Once again, the political ideology that bemoans top-down government and the loss of states’ rights to federal power demonstrates the same disregard for the wishes of individual communities and the processes of local governance. Likewise, only an ideologue would see a difference in a government mandate that projects governmental power and one that projects and protects.corporate power. In both cases, individual rights are being sacrificed to other interests at the most fundamental level. And, although I am certain that there is some linkage between types of government overreach and increased morbidity, I am equally certain that, in most instances, the linkage between corporate excess and increased morbidity is much more direct and definitive.

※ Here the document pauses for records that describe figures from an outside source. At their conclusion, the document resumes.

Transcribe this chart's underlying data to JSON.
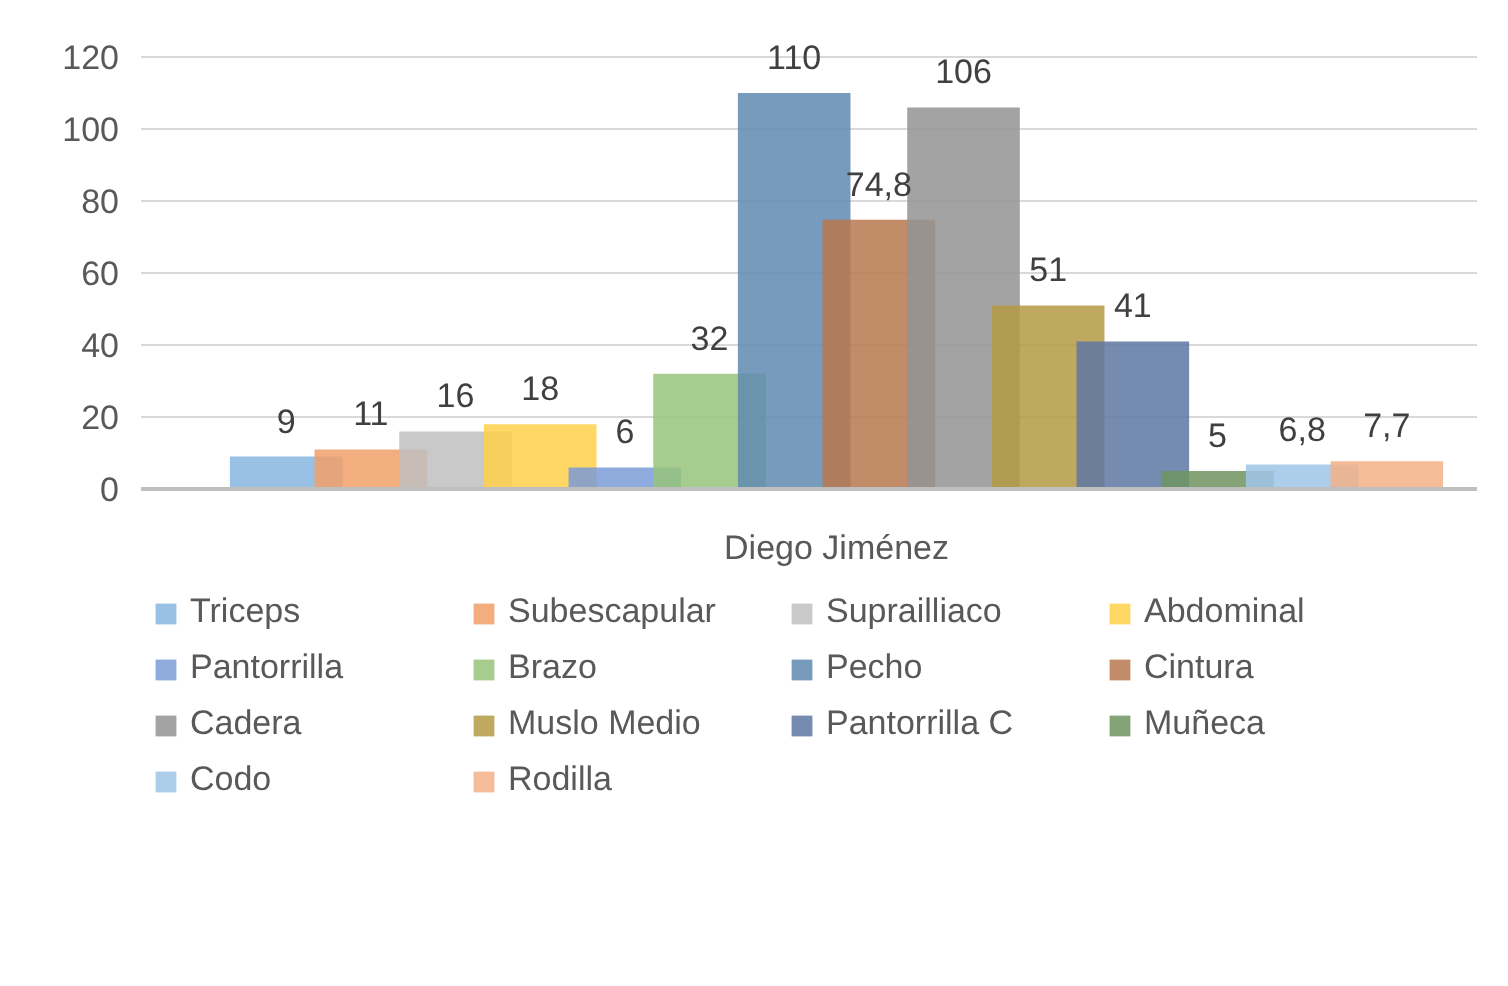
{
  "chart_data": {
    "type": "bar",
    "categories": [
      "Diego Jiménez"
    ],
    "ylim": [
      0,
      120
    ],
    "yticks": [
      0,
      20,
      40,
      60,
      80,
      100,
      120
    ],
    "grid": "y",
    "legend": "bottom",
    "series": [
      {
        "name": "Triceps",
        "color": "#87b5e0",
        "values": [
          9
        ],
        "value_labels": [
          "9"
        ]
      },
      {
        "name": "Subescapular",
        "color": "#f1a06a",
        "values": [
          11
        ],
        "value_labels": [
          "11"
        ]
      },
      {
        "name": "Suprailliaco",
        "color": "#bfbfbf",
        "values": [
          16
        ],
        "value_labels": [
          "16"
        ]
      },
      {
        "name": "Abdominal",
        "color": "#ffd04a",
        "values": [
          18
        ],
        "value_labels": [
          "18"
        ]
      },
      {
        "name": "Pantorrilla",
        "color": "#7b9bd6",
        "values": [
          6
        ],
        "value_labels": [
          "6"
        ]
      },
      {
        "name": "Brazo",
        "color": "#98c47a",
        "values": [
          32
        ],
        "value_labels": [
          "32"
        ]
      },
      {
        "name": "Pecho",
        "color": "#5f8ab0",
        "values": [
          110
        ],
        "value_labels": [
          "110"
        ]
      },
      {
        "name": "Cintura",
        "color": "#b8784e",
        "values": [
          74.8
        ],
        "value_labels": [
          "74,8"
        ]
      },
      {
        "name": "Cadera",
        "color": "#939393",
        "values": [
          106
        ],
        "value_labels": [
          "106"
        ]
      },
      {
        "name": "Muslo Medio",
        "color": "#b49a45",
        "values": [
          51
        ],
        "value_labels": [
          "51"
        ]
      },
      {
        "name": "Pantorrilla C",
        "color": "#5e77a2",
        "values": [
          41
        ],
        "value_labels": [
          "41"
        ]
      },
      {
        "name": "Muñeca",
        "color": "#6f9460",
        "values": [
          5
        ],
        "value_labels": [
          "5"
        ]
      },
      {
        "name": "Codo",
        "color": "#9fc5e8",
        "values": [
          6.8
        ],
        "value_labels": [
          "6,8"
        ]
      },
      {
        "name": "Rodilla",
        "color": "#f3b088",
        "values": [
          7.7
        ],
        "value_labels": [
          "7,7"
        ]
      }
    ]
  }
}
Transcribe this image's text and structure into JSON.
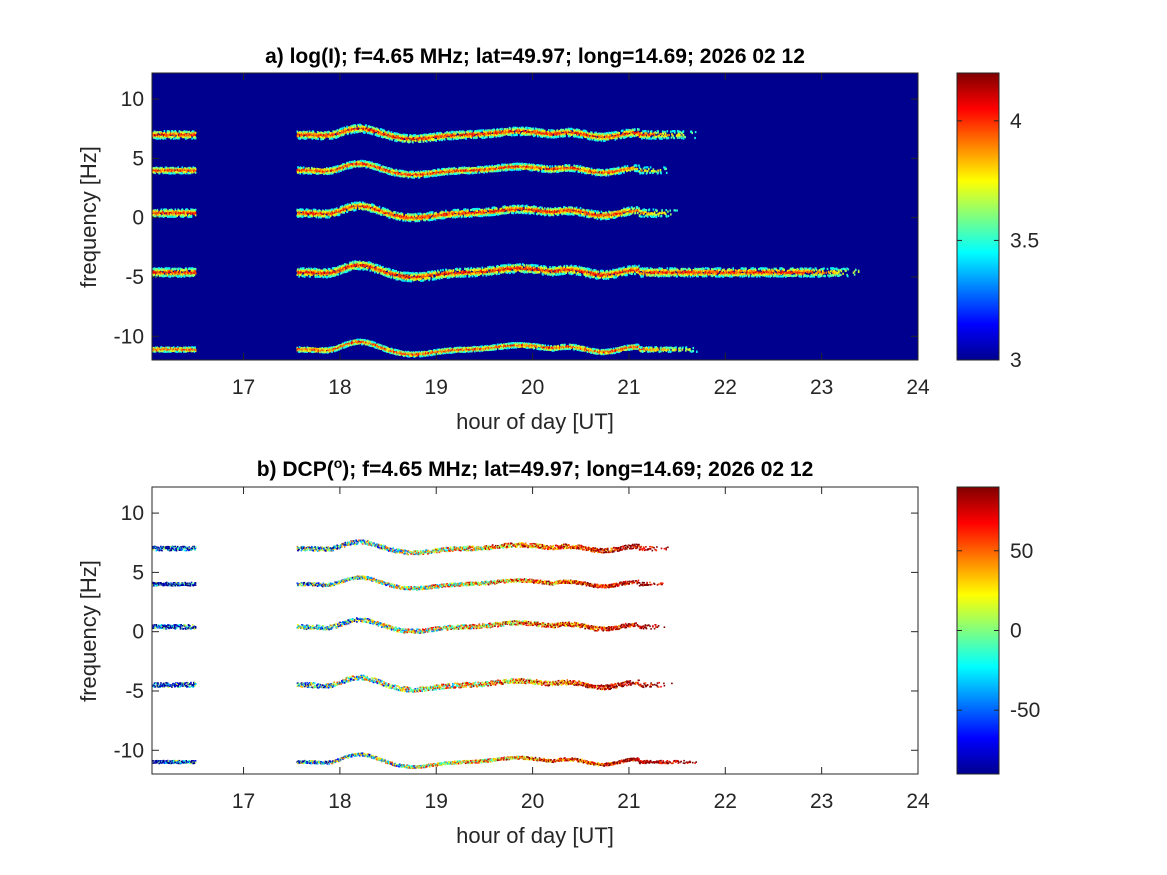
{
  "chart_data": [
    {
      "type": "heatmap",
      "title": "a) log(I); f=4.65 MHz;  lat=49.97; long=14.69; 2026 02 12",
      "xlabel": "hour of day [UT]",
      "ylabel": "frequency [Hz]",
      "xlim": [
        16.05,
        24
      ],
      "ylim": [
        -12,
        12.2
      ],
      "xticks": [
        "17",
        "18",
        "19",
        "20",
        "21",
        "22",
        "23",
        "24"
      ],
      "yticks": [
        "10",
        "5",
        "0",
        "-5",
        "-10"
      ],
      "background": "#00008f",
      "colorbar": {
        "range": [
          3,
          4.2
        ],
        "ticks": [
          "3",
          "3.5",
          "4"
        ]
      },
      "data_gap": [
        16.5,
        17.55
      ],
      "traces": [
        {
          "y": 7.0,
          "end": 21.7,
          "wiggle": 0.5
        },
        {
          "y": 4.0,
          "end": 21.4,
          "wiggle": 0.4
        },
        {
          "y": 0.4,
          "end": 21.5,
          "wiggle": 0.5
        },
        {
          "y": -4.6,
          "end": 23.4,
          "wiggle": 0.55
        },
        {
          "y": -11.1,
          "end": 21.7,
          "wiggle": 0.3
        }
      ]
    },
    {
      "type": "heatmap",
      "title": "b) DCP(",
      "title_superscript": "o",
      "title_suffix": "); f=4.65 MHz;  lat=49.97; long=14.69; 2026 02 12",
      "xlabel": "hour of day [UT]",
      "ylabel": "frequency [Hz]",
      "xlim": [
        16.05,
        24
      ],
      "ylim": [
        -12,
        12.2
      ],
      "xticks": [
        "17",
        "18",
        "19",
        "20",
        "21",
        "22",
        "23",
        "24"
      ],
      "yticks": [
        "10",
        "5",
        "0",
        "-5",
        "-10"
      ],
      "background": "#ffffff",
      "colorbar": {
        "range": [
          -90,
          90
        ],
        "ticks": [
          "-50",
          "0",
          "50"
        ]
      },
      "data_gap": [
        16.5,
        17.55
      ],
      "traces": [
        {
          "y": 7.0,
          "end": 21.45,
          "wiggle": 0.45
        },
        {
          "y": 4.0,
          "end": 21.4,
          "wiggle": 0.35
        },
        {
          "y": 0.4,
          "end": 21.4,
          "wiggle": 0.45
        },
        {
          "y": -4.5,
          "end": 21.45,
          "wiggle": 0.5
        },
        {
          "y": -11.0,
          "end": 21.7,
          "wiggle": 0.3
        }
      ]
    }
  ]
}
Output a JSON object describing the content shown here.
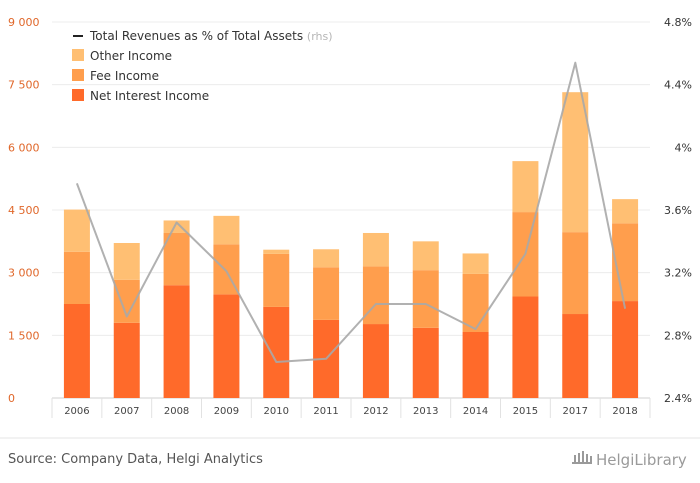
{
  "chart_data": {
    "type": "bar",
    "stacked": true,
    "categories": [
      "2006",
      "2007",
      "2008",
      "2009",
      "2010",
      "2011",
      "2012",
      "2013",
      "2014",
      "2015",
      "2017",
      "2018"
    ],
    "series": [
      {
        "name": "Net Interest Income",
        "color": "#ff6a2a",
        "values": [
          2250,
          1800,
          2700,
          2480,
          2180,
          1870,
          1770,
          1680,
          1580,
          2430,
          2010,
          2320
        ]
      },
      {
        "name": "Fee Income",
        "color": "#ff9e4d",
        "values": [
          1250,
          1030,
          1250,
          1200,
          1270,
          1260,
          1380,
          1380,
          1390,
          2020,
          1960,
          1860
        ]
      },
      {
        "name": "Other Income",
        "color": "#ffbf73",
        "values": [
          1010,
          880,
          300,
          680,
          100,
          430,
          800,
          690,
          490,
          1220,
          3350,
          580
        ]
      }
    ],
    "line_series": {
      "name": "Total Revenues as % of Total Assets",
      "axis_note": "(rhs)",
      "color": "#a8a8a8",
      "values": [
        3.77,
        2.92,
        3.52,
        3.21,
        2.63,
        2.65,
        3.0,
        3.0,
        2.84,
        3.32,
        4.54,
        2.97
      ]
    },
    "y_left": {
      "ticks": [
        "0",
        "1 500",
        "3 000",
        "4 500",
        "6 000",
        "7 500",
        "9 000"
      ],
      "ylim": [
        0,
        9000
      ]
    },
    "y_right": {
      "ticks": [
        "2.4%",
        "2.8%",
        "3.2%",
        "3.6%",
        "4%",
        "4.4%",
        "4.8%"
      ],
      "ylim": [
        2.4,
        4.8
      ]
    },
    "legend": {
      "placement": "top-left"
    },
    "grid": true
  },
  "footer": {
    "source": "Source: Company Data, Helgi Analytics",
    "brand": "HelgiLibrary"
  }
}
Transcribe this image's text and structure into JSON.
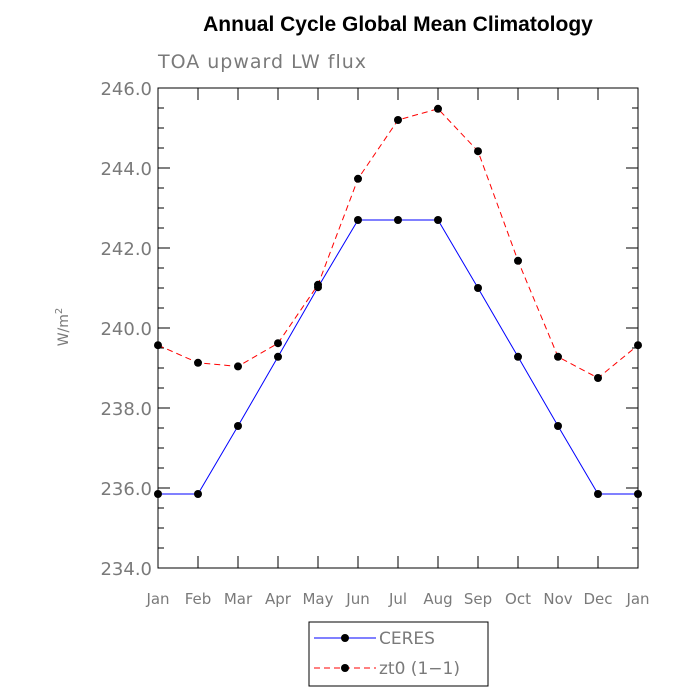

The difficulty with talking about budgets, statewide and otherwise, is that the discussion seldom moves beyond ideological talking points. One of the most prominent of those on the Far Right is the desire to get government out of our lives. But it turns out that it is never a choice between government and nothing else. There is always something else, and the discussion should be focused on how what is filling the vacuum compares to and contrasts with government. And in such an analysis, government is starting to look better than it has in a long time, as long as those doing the governing are not anti-government. One does not hear a lot of good news about the promised efficiencies and savings to taxpayers being achieved by privatized prisons. Nor does one hear a lot about the unprecedented academic performance of students enrolled in corporate charter schools. (In Ohio, more than three-quarters of such schools are performing as poorly as the lowest-performing public schools, and the public schools don’t have the luxury of expelling high percentages of the most challenging students.)

There is still much truth in the truism that all politics may be local, but there are patterns that inevitably emerge beyond the local level and that help us to clarify what is credible from what is just so much gas.